Vous évoquez le camp de migrants que la maire de Paris, Anne Hidalgo, veut ouvrir dans la capitale.

Et ce qui est frappant, avec cette annonce faite cette semaine, à la surprise générale, c’est déjà qu’elle n’intervienne que maintenant. Depuis le début de la vague migratoire, 9000 migrants sont arrivés à Paris. On les retrouve souvent dans le quartier de La Chapelle. Dans le nord et l’est de la capitale, des campements de fortune sont évacués, puis réapparaissent plus loin. Il y a 900 migrants, vivant par exemple dans des conditions déplorables, sous des tentes et la pluie, dans les jardins d’Eole dans le 18e arrondissement. Ce chiffre (donc entre 8 et 9000 migrants dans tout Paris en un an) est, en réalité, assez faible, comparé à ce que vive beaucoup d’autre métropoles européennes et au regard de la population francilienne de 12 millions d’habitants. Et pourtant, aucune structure dédiée, jusqu’ici, n’avait été prévue par les pouvoirs publics. Depuis le début de la vague migratoire, l’Etat se refuse à créer des structures spécifiques. Refus motivé par le souci d’éviter le fameux « appel d’air », phénomène que personne n’a jamais pu vérifier, mais qui s’est quand même installé comme une évidence incontournable.

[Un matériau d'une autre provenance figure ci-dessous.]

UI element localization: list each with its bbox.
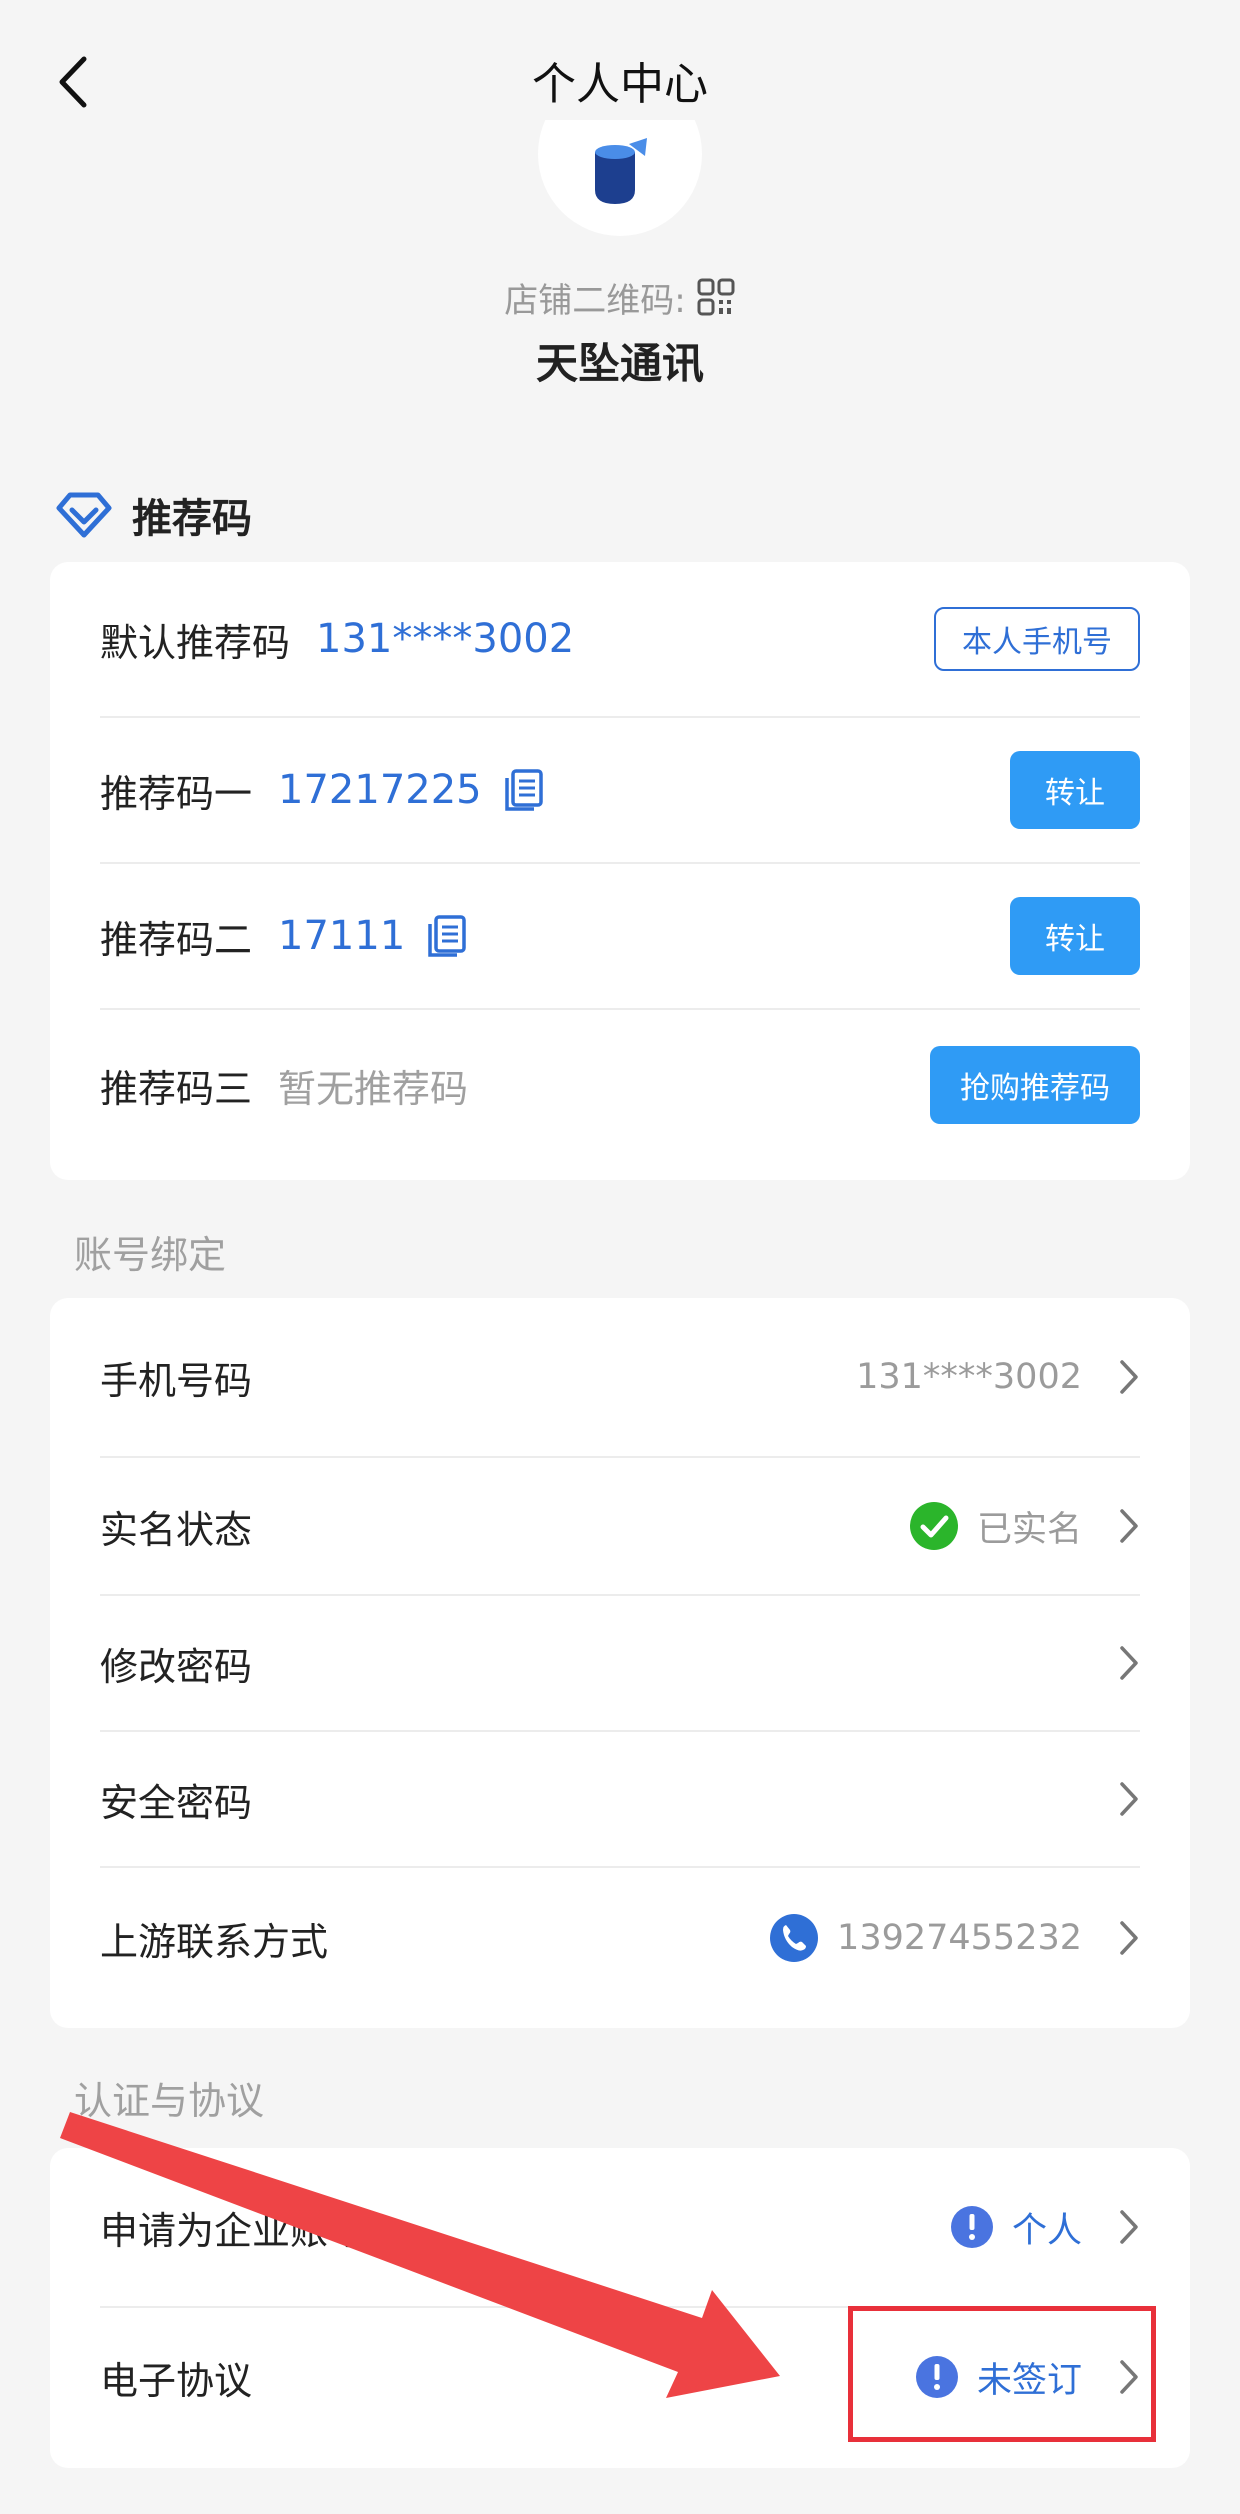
referral-row-3: 推荐码三 暂无推荐码 抢购推荐码	[100, 1010, 1140, 1160]
enterprise-account-value: 个人	[1011, 2210, 1082, 2251]
referral-label: 默认推荐码	[100, 620, 291, 665]
annotation-highlight-box	[848, 2306, 1156, 2442]
chevron-right-icon	[1118, 1780, 1140, 1818]
realname-status-row[interactable]: 实名状态 已实名	[100, 1458, 1140, 1596]
buy-referral-code-button[interactable]: 抢购推荐码	[930, 1046, 1140, 1124]
transfer-button[interactable]: 转让	[1010, 751, 1140, 829]
referral-code-value: 131****3002	[316, 616, 575, 662]
certification-group-title: 认证与协议	[74, 2079, 265, 2123]
copy-icon[interactable]	[504, 768, 544, 812]
page-title: 个人中心	[532, 59, 708, 110]
shop-qr-row[interactable]: 店铺二维码:	[0, 272, 1240, 322]
chevron-right-icon	[1118, 1507, 1140, 1545]
row-label: 申请为企业账号	[100, 2208, 367, 2253]
own-phone-button[interactable]: 本人手机号	[934, 607, 1140, 671]
row-label: 上游联系方式	[100, 1919, 329, 1964]
chevron-right-icon	[1118, 1358, 1140, 1396]
chevron-right-icon	[1118, 1919, 1140, 1957]
referral-label: 推荐码三	[100, 1066, 253, 1111]
realname-status-value: 已实名	[976, 1509, 1082, 1550]
referral-label: 推荐码二	[100, 917, 253, 962]
avatar[interactable]	[538, 120, 702, 236]
security-password-row[interactable]: 安全密码	[100, 1732, 1140, 1868]
referral-code-value: 17217225	[278, 767, 482, 813]
phone-number-value: 131****3002	[856, 1357, 1082, 1397]
verified-check-icon	[909, 1501, 959, 1551]
account-card: 手机号码 131****3002 实名状态 已实名 修改密码 安全密码 上游联系…	[50, 1298, 1190, 2028]
row-label: 电子协议	[100, 2358, 253, 2403]
exclamation-icon	[950, 2205, 994, 2249]
referral-code-empty: 暂无推荐码	[278, 1066, 469, 1111]
phone-number-row[interactable]: 手机号码 131****3002	[100, 1298, 1140, 1458]
upstream-contact-value: 13927455232	[837, 1918, 1082, 1958]
chevron-right-icon	[1118, 1644, 1140, 1682]
referral-label: 推荐码一	[100, 771, 253, 816]
copy-icon[interactable]	[427, 914, 467, 958]
change-password-row[interactable]: 修改密码	[100, 1596, 1140, 1732]
row-label: 实名状态	[100, 1507, 253, 1552]
chevron-right-icon	[1118, 2208, 1140, 2246]
diamond-icon	[56, 492, 112, 538]
phone-icon[interactable]	[769, 1913, 819, 1963]
referral-row-1: 推荐码一 17217225 转让	[100, 718, 1140, 864]
referral-section-title: 推荐码	[132, 496, 252, 542]
shop-logo-icon	[595, 138, 647, 204]
account-group-title: 账号绑定	[74, 1233, 227, 1277]
transfer-button[interactable]: 转让	[1010, 897, 1140, 975]
qr-label: 店铺二维码:	[504, 280, 686, 321]
upstream-contact-row[interactable]: 上游联系方式 13927455232	[100, 1868, 1140, 2008]
enterprise-account-row[interactable]: 申请为企业账号 个人	[100, 2148, 1140, 2308]
referral-code-value: 17111	[278, 913, 406, 959]
referral-card: 默认推荐码 131****3002 本人手机号 推荐码一 17217225 转让…	[50, 562, 1190, 1180]
referral-section-header: 推荐码	[56, 480, 252, 550]
row-label: 安全密码	[100, 1780, 253, 1825]
shop-name: 天坠通讯	[535, 339, 704, 388]
row-label: 修改密码	[100, 1644, 253, 1689]
referral-row-default: 默认推荐码 131****3002 本人手机号	[100, 562, 1140, 718]
row-label: 手机号码	[100, 1358, 253, 1403]
referral-row-2: 推荐码二 17111 转让	[100, 864, 1140, 1010]
qr-code-icon[interactable]	[696, 277, 736, 317]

La Mairie de Paris a donc décidé, exaspérée par l’attentisme et la frilosité de l’exécutif, d’annoncer la création de ce camp.

L’Etat a été mis devant le fait accompli !

Oui, et ça a provoqué quelques frictions entre l’hôtel de ville et Matignon parce qu’une telle installation ne peut pas être réalisée sans le concours de l’Etat…qui ne peut, décemment pas refuser ! Ce qui est intéressant, à un moment où l’on parle beaucoup de faire de la politique autrement, où l’on parle d’intégrer la société civile, le monde associatif, les acteurs de terrain dans la décision…eh bien c’est que, comme il y a quelques mois à Grande-Synthe, avec un maire réactif et humaniste, et sous la pression des associations et des habitants, la décision vient du terrain et s’impose à l’Etat. Là, l’action publique –sur un domaine d’ordinaire du ressort de l’Etat- fait le chemin inverse, de bas en haut… c’est d’ailleurs la meilleure façon pour qu’elle soit efficace, adaptée. La société, et en particulier le monde associatif, a été plus entreprenante et moins pusillanime que le gouvernement. A Paris les centres (qui seront que des lieux de transit, bien sûr) devraient réunir des antennes d’organismes publiques comme l’OFPRA, pour les éventuels réfugiés et des associations comme France Terre d’Asile. L’exécutif semble tétanisé par cette affaire des migrants, depuis le début. Alors bien sûr, le ou les camps (il y en aura peut-être deux) ne seront pas installés dans le très chic XVIème arrondissement qui ne s’était pas montré particulièrement accueillant, récemment à l’annonce de l’implantation d’un centre pour 200 sdf à ses portes… Mais il faut remarquer (fait notable) que l’initiative d’Anne Hidalgo et des associations ne suscite que peu de réactions hostiles. La droite modérée salue même ce projet ! Ça montre à quel point, finalement, une action forte et clair, assumée, même sur des sujets réputés sensibles, peut être mieux comprise qu’on ne le croit généralement.